2. The method of making a unitary heat sink metal body for use in removal of heat from a heat generating electronic device package comprising the steps of forming a first predetermined number of deep parallel grooves having a first predetermined width and depth in a first surface of a metal body of heat conducting material along a first dimension thereof to produce a predetermined number of thin parallel fins of predetermined height and width unsupported and separated only by said deep grooves wherein the width of said fins is no greater than the width of said deep grooves; and, while said fins are unsupported and separated only by said deep grooves, gang sawing a second predetermined number of parallel grooves having a second predetermined depth and a second predetermined width across and through said predetermined number of parallel fins to form pins.

[5] The six to one fin height to groove width ratio does not appear in any of the claims added during reexamination, claims 5-12, either in independent or dependent form. Thus, as a matter of law claims 5-12 cannot survive the reexamination process and are unenforceable.

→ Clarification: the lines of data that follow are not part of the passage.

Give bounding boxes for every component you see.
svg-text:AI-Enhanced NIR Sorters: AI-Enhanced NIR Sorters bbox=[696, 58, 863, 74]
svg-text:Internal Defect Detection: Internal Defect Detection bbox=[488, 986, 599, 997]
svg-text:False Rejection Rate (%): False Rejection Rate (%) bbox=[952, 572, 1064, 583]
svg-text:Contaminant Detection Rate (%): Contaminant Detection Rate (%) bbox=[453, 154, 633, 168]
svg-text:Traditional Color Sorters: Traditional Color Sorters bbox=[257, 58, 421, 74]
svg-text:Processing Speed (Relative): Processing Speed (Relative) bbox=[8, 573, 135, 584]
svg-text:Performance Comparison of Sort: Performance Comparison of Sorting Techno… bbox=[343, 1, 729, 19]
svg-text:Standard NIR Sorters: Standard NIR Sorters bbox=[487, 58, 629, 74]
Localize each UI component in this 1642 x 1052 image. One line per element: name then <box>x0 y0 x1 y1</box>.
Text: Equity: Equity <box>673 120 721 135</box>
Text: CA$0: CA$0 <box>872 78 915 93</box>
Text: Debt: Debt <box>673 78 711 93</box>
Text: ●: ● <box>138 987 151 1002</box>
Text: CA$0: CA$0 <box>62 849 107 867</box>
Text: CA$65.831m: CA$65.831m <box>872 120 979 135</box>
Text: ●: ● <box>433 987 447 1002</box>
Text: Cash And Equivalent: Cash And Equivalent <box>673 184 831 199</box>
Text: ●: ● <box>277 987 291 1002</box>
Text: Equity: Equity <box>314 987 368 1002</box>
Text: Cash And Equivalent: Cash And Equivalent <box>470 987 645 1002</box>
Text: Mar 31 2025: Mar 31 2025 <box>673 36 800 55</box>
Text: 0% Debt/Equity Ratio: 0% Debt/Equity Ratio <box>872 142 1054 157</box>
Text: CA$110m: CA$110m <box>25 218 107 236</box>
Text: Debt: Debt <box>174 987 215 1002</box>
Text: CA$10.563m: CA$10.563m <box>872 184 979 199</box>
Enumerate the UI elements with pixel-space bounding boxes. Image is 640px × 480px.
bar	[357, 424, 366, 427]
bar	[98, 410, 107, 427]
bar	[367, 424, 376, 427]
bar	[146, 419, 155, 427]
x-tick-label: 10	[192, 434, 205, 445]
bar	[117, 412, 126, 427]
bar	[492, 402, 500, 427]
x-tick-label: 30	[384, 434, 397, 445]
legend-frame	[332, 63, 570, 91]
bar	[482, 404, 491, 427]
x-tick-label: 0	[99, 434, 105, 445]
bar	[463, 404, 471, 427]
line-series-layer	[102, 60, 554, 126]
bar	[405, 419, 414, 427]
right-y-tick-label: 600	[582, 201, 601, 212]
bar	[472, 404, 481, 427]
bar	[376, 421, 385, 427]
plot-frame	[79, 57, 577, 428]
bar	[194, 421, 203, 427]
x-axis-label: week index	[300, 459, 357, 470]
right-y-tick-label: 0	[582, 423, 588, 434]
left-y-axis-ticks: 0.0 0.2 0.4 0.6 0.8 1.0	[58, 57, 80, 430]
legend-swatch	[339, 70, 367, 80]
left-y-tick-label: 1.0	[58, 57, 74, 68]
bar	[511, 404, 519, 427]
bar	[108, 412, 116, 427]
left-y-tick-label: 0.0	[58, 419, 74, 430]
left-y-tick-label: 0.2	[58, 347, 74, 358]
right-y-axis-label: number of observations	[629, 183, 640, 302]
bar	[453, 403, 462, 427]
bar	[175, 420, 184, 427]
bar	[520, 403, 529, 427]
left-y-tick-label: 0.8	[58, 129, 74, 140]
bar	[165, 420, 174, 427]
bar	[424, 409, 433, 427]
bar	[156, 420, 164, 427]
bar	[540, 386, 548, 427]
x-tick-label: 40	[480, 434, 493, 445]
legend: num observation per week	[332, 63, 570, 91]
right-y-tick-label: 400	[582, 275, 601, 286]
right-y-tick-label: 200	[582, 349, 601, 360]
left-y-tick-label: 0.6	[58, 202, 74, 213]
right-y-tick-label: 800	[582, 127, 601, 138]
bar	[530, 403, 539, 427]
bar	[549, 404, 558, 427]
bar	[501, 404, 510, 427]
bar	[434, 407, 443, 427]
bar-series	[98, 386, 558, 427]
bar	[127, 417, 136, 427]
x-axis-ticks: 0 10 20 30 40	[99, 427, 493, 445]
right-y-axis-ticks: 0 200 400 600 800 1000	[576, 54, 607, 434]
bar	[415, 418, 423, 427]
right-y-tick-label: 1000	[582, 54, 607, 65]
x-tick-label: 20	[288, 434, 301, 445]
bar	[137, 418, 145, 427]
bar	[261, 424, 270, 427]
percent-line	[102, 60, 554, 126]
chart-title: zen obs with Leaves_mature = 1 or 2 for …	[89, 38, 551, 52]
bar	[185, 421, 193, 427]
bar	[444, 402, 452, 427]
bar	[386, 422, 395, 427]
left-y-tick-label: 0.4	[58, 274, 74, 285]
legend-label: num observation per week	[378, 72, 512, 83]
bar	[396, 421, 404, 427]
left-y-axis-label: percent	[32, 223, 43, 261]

Moreover, to the extent that the plaintiff seeks to recover damages for infringement of the '331 patent for the period between the issue date of the original patent and the issue date of the reexamination certificate, recovery is barred because the claims of the original patent and the reexamination patent are not legally identical in scope. That is, because the claims in the reexamination certificate are enlarged over the original patent claims, the patentee has no rights to enforce before the date of reexamination certificate because "the original patent was surrendered and is dead." See Kaufman Co., Inc. v. Lantech, Inc., 807 F.2d at 976; Tennant Co., v. Hako Minuteman, Inc., 878 F.2d 1413, 1417 (Fed.Cir.1989).